In all honesty, her husband was hot.
She giggled to herself at the irony of the thought.
“What the hell’s so funny?” he asked as he plated his freshly fried eggs. She really wasn’t hungry, but they smelled delicious.
Covering her mouth for a second in an effort to compose herself, Ophelia replied, “Nothing, sorry. Is that all you’re eating? I thought you were hungry.”
Batson twisted around and rested a hip against her counter, plate in one hand, fork in the other. “It’s all you had,” he said before he stabbed his first egg.
Ophelia straightened sharply. “That is not all I have!” She darted around her island and over to her fridge.
She’d barely grabbed hold of the handle, intent on proving her point, when he said, “It’s all you have that looked good.”

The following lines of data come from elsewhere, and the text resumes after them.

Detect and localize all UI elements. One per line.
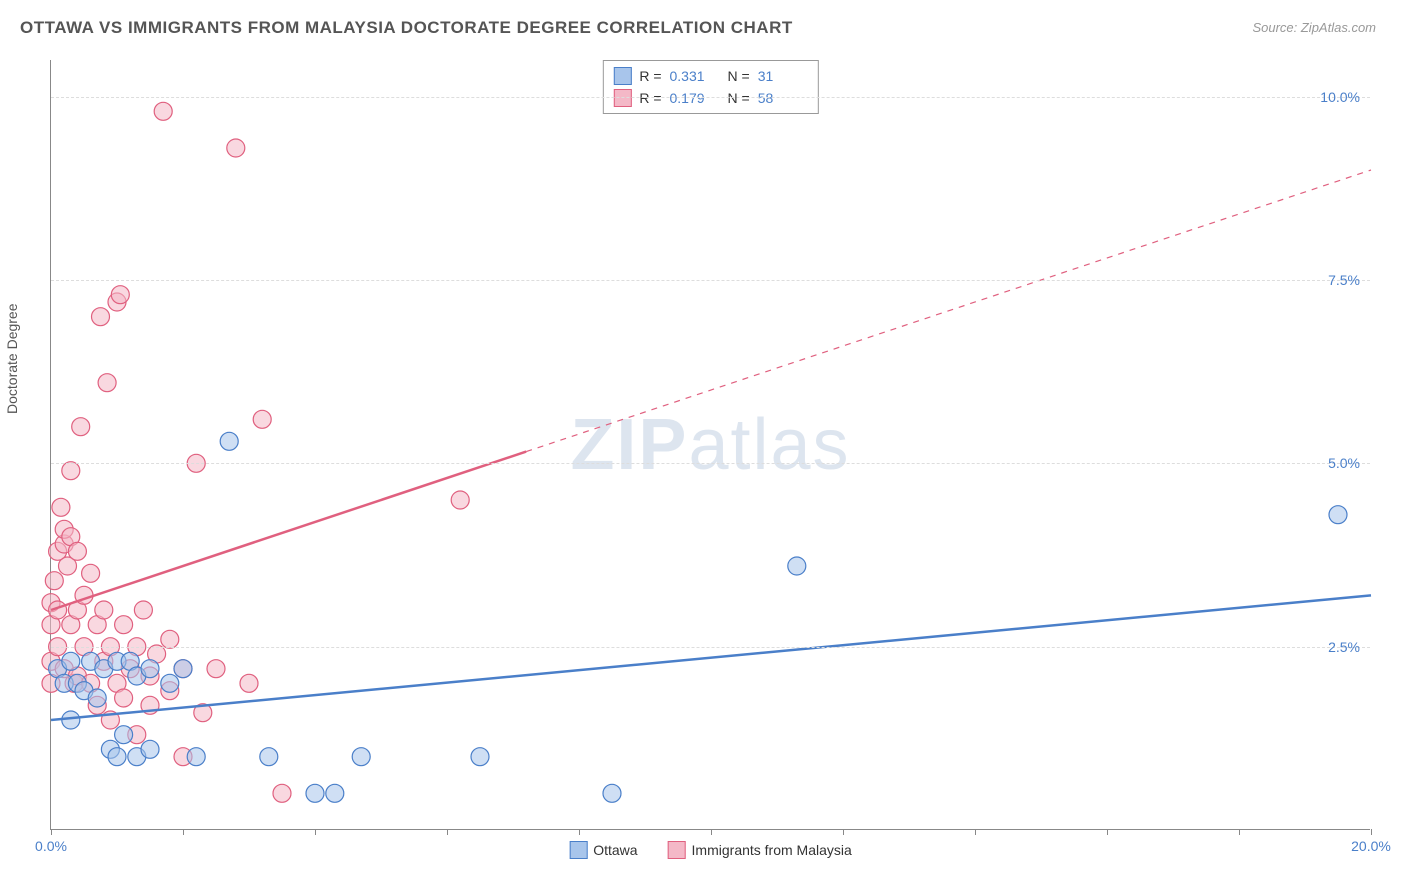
n-label: N = [728, 68, 750, 84]
trend-line [51, 452, 526, 610]
data-point [72, 418, 90, 436]
x-tick [1239, 829, 1240, 835]
data-point [154, 102, 172, 120]
swatch-malaysia [613, 89, 631, 107]
correlation-legend: R = 0.331 N = 31 R = 0.179 N = 58 [602, 60, 818, 114]
data-point [1329, 506, 1347, 524]
legend-item-ottawa: Ottawa [569, 841, 637, 859]
legend-row-malaysia: R = 0.179 N = 58 [613, 87, 807, 109]
data-point [115, 726, 133, 744]
swatch-malaysia-bottom [668, 841, 686, 859]
data-point [220, 432, 238, 450]
n-value-ottawa: 31 [758, 68, 808, 84]
x-tick [843, 829, 844, 835]
chart-title: OTTAWA VS IMMIGRANTS FROM MALAYSIA DOCTO… [20, 18, 793, 38]
data-point [52, 498, 70, 516]
data-point [788, 557, 806, 575]
gridline [51, 97, 1370, 98]
r-value-ottawa: 0.331 [670, 68, 720, 84]
x-tick [1107, 829, 1108, 835]
y-tick-label: 5.0% [1328, 455, 1360, 471]
y-tick-label: 2.5% [1328, 639, 1360, 655]
r-label: R = [639, 90, 661, 106]
data-point [352, 748, 370, 766]
x-tick-label: 20.0% [1351, 838, 1391, 854]
data-point [115, 689, 133, 707]
source-label: Source: ZipAtlas.com [1252, 20, 1376, 35]
data-point [115, 616, 133, 634]
scatter-svg [51, 60, 1370, 829]
data-point [141, 660, 159, 678]
data-point [240, 674, 258, 692]
data-point [45, 572, 63, 590]
x-tick [975, 829, 976, 835]
x-tick-label: 0.0% [35, 838, 67, 854]
data-point [92, 308, 110, 326]
x-tick [711, 829, 712, 835]
data-point [273, 784, 291, 802]
r-label: R = [639, 68, 661, 84]
data-point [62, 711, 80, 729]
data-point [134, 601, 152, 619]
data-point [108, 748, 126, 766]
data-point [187, 748, 205, 766]
r-value-malaysia: 0.179 [670, 90, 720, 106]
data-point [111, 286, 129, 304]
data-point [603, 784, 621, 802]
y-tick-label: 10.0% [1320, 89, 1360, 105]
data-point [471, 748, 489, 766]
data-point [161, 674, 179, 692]
data-point [88, 689, 106, 707]
chart-container: OTTAWA VS IMMIGRANTS FROM MALAYSIA DOCTO… [0, 0, 1406, 892]
y-tick-label: 7.5% [1328, 272, 1360, 288]
data-point [174, 660, 192, 678]
data-point [62, 462, 80, 480]
data-point [161, 630, 179, 648]
series-legend: Ottawa Immigrants from Malaysia [569, 841, 852, 859]
data-point [82, 564, 100, 582]
x-tick [183, 829, 184, 835]
data-point [141, 740, 159, 758]
gridline [51, 280, 1370, 281]
plot-area: ZIPatlas R = 0.331 N = 31 R = 0.179 N = … [50, 60, 1370, 830]
legend-row-ottawa: R = 0.331 N = 31 [613, 65, 807, 87]
n-value-malaysia: 58 [758, 90, 808, 106]
y-axis-label: Doctorate Degree [4, 303, 20, 414]
trend-line [51, 595, 1371, 720]
trend-line-dashed [526, 170, 1371, 452]
data-point [207, 660, 225, 678]
x-tick [579, 829, 580, 835]
n-label: N = [728, 90, 750, 106]
data-point [451, 491, 469, 509]
data-point [98, 374, 116, 392]
data-point [260, 748, 278, 766]
data-point [326, 784, 344, 802]
x-tick [51, 829, 52, 835]
swatch-ottawa [613, 67, 631, 85]
legend-label-malaysia: Immigrants from Malaysia [692, 842, 852, 858]
data-point [62, 652, 80, 670]
swatch-ottawa-bottom [569, 841, 587, 859]
x-tick [1371, 829, 1372, 835]
data-point [68, 542, 86, 560]
legend-item-malaysia: Immigrants from Malaysia [668, 841, 852, 859]
data-point [306, 784, 324, 802]
x-tick [447, 829, 448, 835]
data-point [227, 139, 245, 157]
data-point [253, 410, 271, 428]
legend-label-ottawa: Ottawa [593, 842, 637, 858]
gridline [51, 463, 1370, 464]
x-tick [315, 829, 316, 835]
data-point [95, 601, 113, 619]
gridline [51, 647, 1370, 648]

Breath rushed from her lungs in a huff and she let go of the handle, narrowing her eyes at him. “You’re impossible, Batson. So picky.” He shoved a mouthful of fried egg into his mouth in a poor attempt to cover up his smirk. As if he enjoyed teasing her. He probably does. She opened the fridge after a second and reached in for a bottle of water. “Here,” she said, setting it next to him.
He eyed it while he swallowed his latest bite. “You don’t happen to have anything harder?”